{117} Актер Часть II Пластика и мимика Ирвинга
«Когда этот человек с длинными черными волосами, падающими на плечи, с задумчивым и рассеянным взглядом, с бледным худым лицом, в одежде неряшливого вида размашистым неровным шагом несется по улице, прохожие оборачиваются и провожают его глазами…» — «Уорлд», 1877 год[128]. Возможно, что в один прекрасный день историк театра случайно натолкнется в поисках материалов об Ирвинге на книжечку Уильяма Арчера, написанную в 1883 году и озаглавленную «Генри Ирвинг, актер и режиссер. Критическое исследование». Да будет ему известно: очень многое из того, что почтенный критик написал в своей книжице об Ирвинге, не соответствует действительности. Вознамерившись соединить критический подход с полнейшей беспристрастностью и ученость с объективностью, наш благонамеренный автор на деле поступается самой элементарной справедливостью. Так, например, он утверждает, что Ирвинг коверкал наш родной язык, то есть, иными словами, не умел говорить на безукоризненно правильном английском языке. Это неправда. «Что можно сказать о его походке?.. Как описать ее? — вопрошает Арчер и сам же отвечает себе: — Описать ее так же трудно, как легко скопировать». Опять неправда. Он пишет далее, что Ирвинг, словно марионетка, не может управлять своими ногами; что при ходьбе он якобы опускает голову, выставляет вперед плечи и движется так, будто его тело трясут непроизвольные судороги, сопровождающиеся какими-то странными рывками вбок и назад, которые наводят на мысль о зигзагообразном движении кольца для салфетки, катящегося по столу. Но затем он добавляет: «Впрочем, Ирвинг может двигаться — и часто движется, — как обычный человек». Если бы Арчер спросил у меня, что можно сказать о походке Ирвинга и «как описать ее», я бы ответил: «Дорогой мой Арчер, напишите, раз уж вам так необходимо описывать ее, что походка Ирвинга — это целый язык! » Мне пришлось бы затем добавить: «Если вы понимаете, что я имею в виду», — потому что мистер Арчер слабо разбирался в подобных вещах. Но я рад, что не читал этой книги Уильяма Арчера до сегодняшнего дня… Тем свежее сегодня впечатление от ее перлов… И как полезно было познакомиться с ней!
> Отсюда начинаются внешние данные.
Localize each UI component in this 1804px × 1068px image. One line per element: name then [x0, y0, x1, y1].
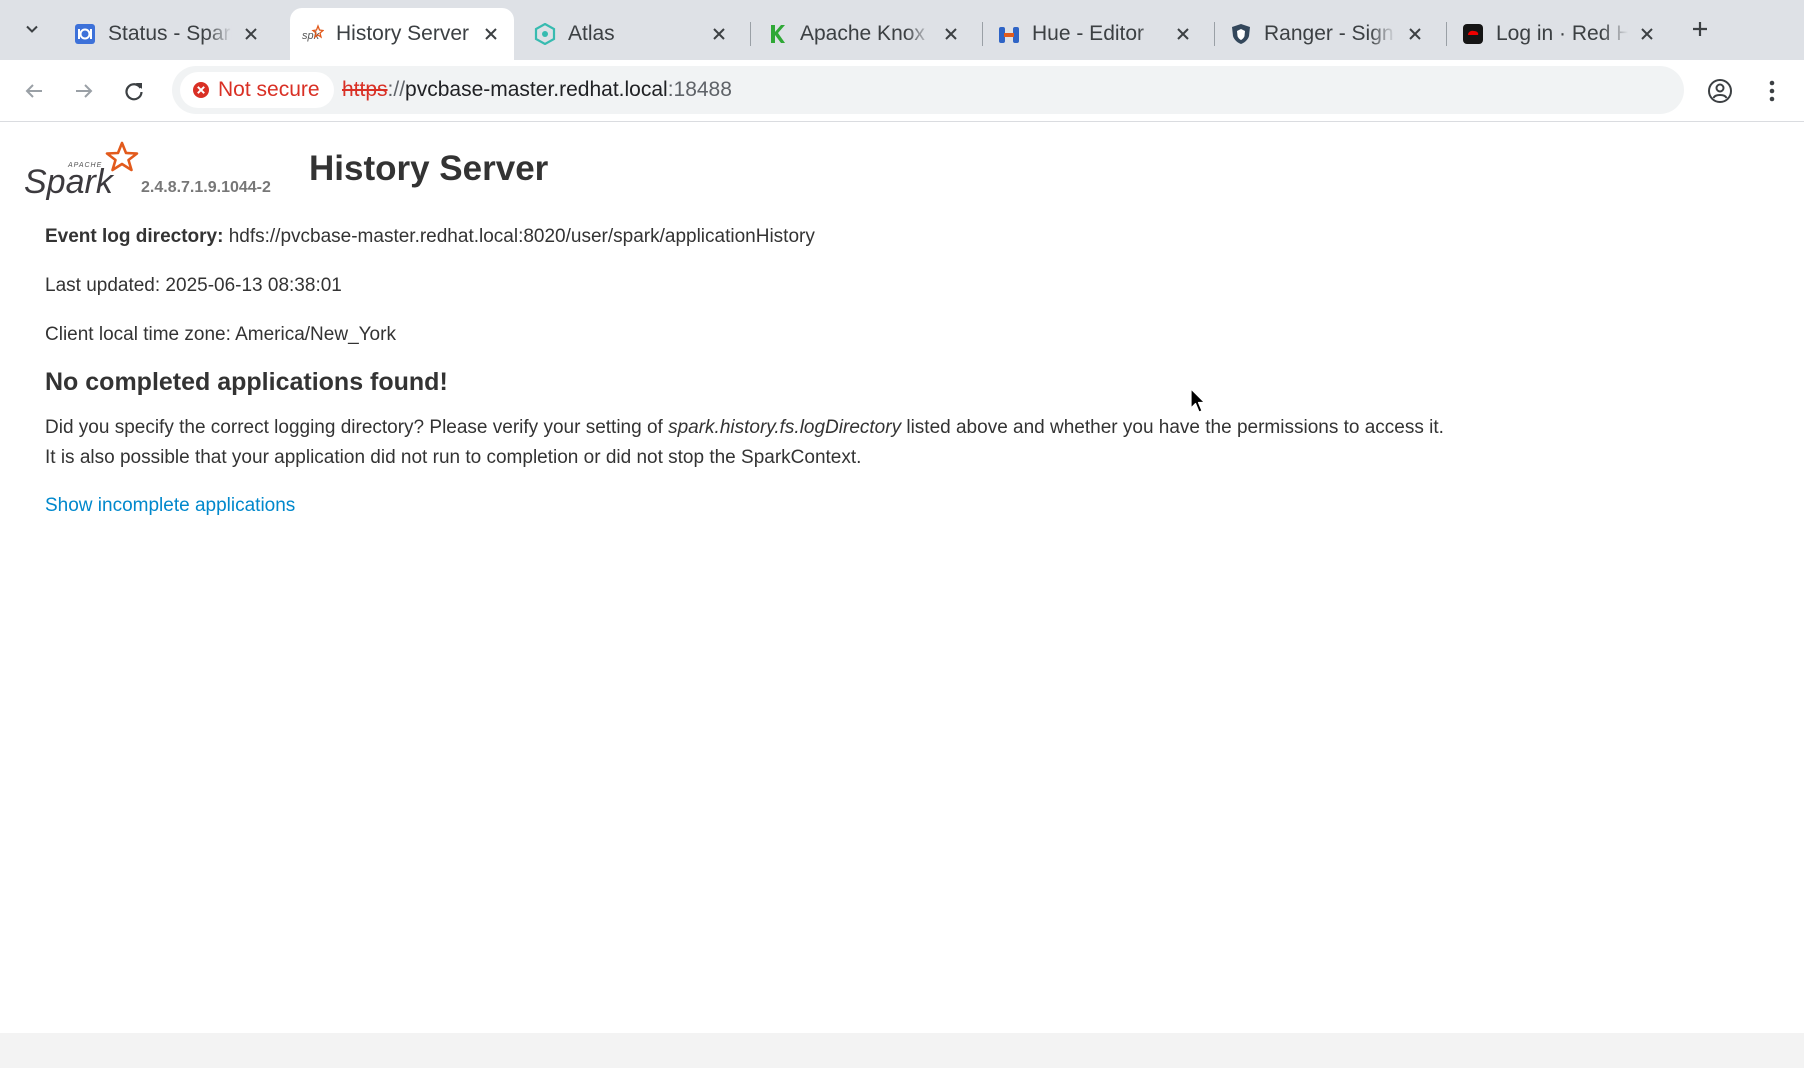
tab-separator — [750, 22, 751, 46]
tab-search-button[interactable] — [14, 12, 50, 46]
close-icon[interactable] — [1636, 23, 1658, 45]
close-icon[interactable] — [708, 23, 730, 45]
event-log-directory: Event log directory: hdfs://pvcbase-mast… — [45, 226, 815, 248]
grafana-icon — [74, 23, 96, 45]
show-incomplete-link[interactable]: Show incomplete applications — [45, 495, 295, 517]
tab-separator — [982, 22, 983, 46]
tab-history-server[interactable]: spk History Server — [290, 8, 514, 60]
client-timezone: Client local time zone: America/New_York — [45, 324, 396, 345]
account-icon — [1708, 79, 1732, 103]
arrow-left-icon — [25, 84, 42, 98]
tab-apache-knox[interactable]: Apache Knox — [754, 8, 974, 60]
help-line-2: It is also possible that your applicatio… — [45, 447, 862, 468]
help-paragraph: Did you specify the correct logging dire… — [45, 413, 1444, 473]
tab-strip: Status - Spark spk History Server Atlas … — [0, 0, 1804, 60]
mouse-cursor-icon — [1190, 388, 1206, 413]
page-title: History Server — [309, 149, 549, 188]
tab-title: Apache Knox — [800, 22, 925, 45]
tab-status-spark[interactable]: Status - Spark — [62, 8, 274, 60]
arrow-right-icon — [76, 84, 93, 98]
back-button[interactable] — [16, 73, 52, 109]
profile-button[interactable] — [1702, 73, 1738, 109]
reload-button[interactable] — [116, 73, 152, 109]
page-content: APACHE Spark 2.4.8.7.1.9.1044-2 History … — [0, 123, 1804, 1033]
event-log-value: hdfs://pvcbase-master.redhat.local:8020/… — [228, 226, 815, 247]
close-icon[interactable] — [1172, 23, 1194, 45]
close-icon[interactable] — [1404, 23, 1426, 45]
tab-atlas[interactable]: Atlas — [522, 8, 742, 60]
config-key: spark.history.fs.logDirectory — [668, 417, 902, 438]
tab-separator — [1214, 22, 1215, 46]
more-vert-icon — [1769, 80, 1775, 102]
close-icon[interactable] — [940, 23, 962, 45]
redhat-icon — [1462, 23, 1484, 45]
reload-icon — [125, 83, 143, 101]
tab-title: Hue - Editor — [1032, 22, 1145, 45]
close-icon[interactable] — [240, 23, 262, 45]
tab-redhat-login[interactable]: Log in · Red H — [1450, 8, 1670, 60]
spark-logo[interactable]: APACHE Spark — [24, 141, 144, 201]
no-apps-heading: No completed applications found! — [45, 368, 448, 396]
help-text: Did you specify the correct logging dire… — [45, 417, 669, 438]
hue-icon — [998, 23, 1020, 45]
browser-toolbar: Not secure https://pvcbase-master.redhat… — [0, 60, 1804, 122]
tab-title: Log in · Red H — [1496, 22, 1628, 45]
plus-icon — [1693, 22, 1707, 36]
new-tab-button[interactable] — [1682, 12, 1718, 46]
url-text[interactable]: https://pvcbase-master.redhat.local:1848… — [342, 78, 732, 102]
help-line-1: Did you specify the correct logging dire… — [45, 413, 1444, 443]
tab-ranger[interactable]: Ranger - Sign — [1218, 8, 1438, 60]
chevron-down-icon — [26, 25, 38, 33]
close-icon[interactable] — [480, 23, 502, 45]
url-host: pvcbase-master.redhat.local — [405, 78, 668, 101]
tab-title: Status - Spark — [108, 22, 232, 45]
event-log-label: Event log directory: — [45, 226, 224, 247]
help-text: listed above and whether you have the pe… — [901, 417, 1444, 438]
address-bar[interactable]: Not secure https://pvcbase-master.redhat… — [172, 66, 1684, 114]
site-info-chip[interactable]: Not secure — [180, 72, 334, 108]
url-separator: :// — [387, 78, 406, 101]
tab-title: History Server — [336, 22, 470, 45]
ranger-icon — [1230, 23, 1252, 45]
tab-title: Atlas — [568, 22, 615, 45]
last-updated: Last updated: 2025-06-13 08:38:01 — [45, 275, 342, 296]
url-scheme: https — [342, 78, 388, 101]
tab-separator — [1446, 22, 1447, 46]
window-bottom-edge — [0, 1033, 1804, 1068]
url-port: :18488 — [667, 78, 732, 101]
not-secure-label: Not secure — [218, 78, 320, 101]
atlas-icon — [534, 23, 556, 45]
spark-wordmark: Spark — [24, 163, 115, 201]
forward-button[interactable] — [66, 73, 102, 109]
error-icon — [193, 82, 209, 98]
tab-hue-editor[interactable]: Hue - Editor — [986, 8, 1206, 60]
knox-icon — [766, 23, 788, 45]
browser-menu-button[interactable] — [1754, 73, 1790, 109]
spark-version: 2.4.8.7.1.9.1044-2 — [141, 179, 271, 196]
tab-title: Ranger - Sign — [1264, 22, 1394, 45]
spark-icon: spk — [302, 23, 324, 45]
Нет, достопочтенный Уильям Арчер не понял бы, что я имею в виду, говоря, что походка Ирвинга — это целый язык. Он совершенно {118} не понимал актерского мастерства Ирвинга и передал свое непонимание, как эстафету, своему другу Бернарду Шоу. Впрочем, Арчер старался всегда говорить правду. Будучи театральным критиком, причем одним из выдающихся критиков своего времени, Арчер, думается, должен был бы приложить максимум усилий к тому, чтобы понять великого трагика века, — не только потому, что он был велик и знаменит, но и по другой, более интересной причине: Ирвинг был труден для понимания, но тот, кто сумел бы дать вдумчивое истолкование искусства этого превосходного актера, оставил бы после себя книгу, по которой могли бы учиться играть английские актеры грядущих поколений. Вот что мог бы сделать Арчер, обладай он достаточным пониманием, но как раз этого он и не сделал. Оценить Ирвинга в общем и целом — так, как оценивала его публика, — было не так уж трудно, но для того, чтобы с любознательностью и восхищением знатока разобраться в его актерской технике, необходимо было знать и понимать драматическое искусство, приемы которого изучаются и используются в течение сотен лет во всем мире. Такого понимания Уильяму Арчеру как раз и не хватило. Можно, не боясь ошибиться, сказать, что Ирвинг, в сущности, являлся актером традиционного плана. Хотя он порвал с целым рядом нелепых английских сценических условностей — отживших традиций, сковывавших его творчество, — он и не думал рвать ни с одной из благородных древних традиций театра; более того, он свято их чтил. Вот почему такой молодой человек, как Уильям Арчер, которому не было на роду написано стать первооткрывателем, наделать в мире шуму, поразить своих читателей, ибо это был благовоспитанный, умеренный, честный и добропорядочный юноша, должен был бы, коль скоро он избрал поприще театрального критика, постараться изучить и понять этого актера, опиравшегося на традицию, но имевшего свой собственный голос, свою собственную пластику и кое-какие собственные идеи… актера, которому суждено было стать величайшим артистом в истории Англии.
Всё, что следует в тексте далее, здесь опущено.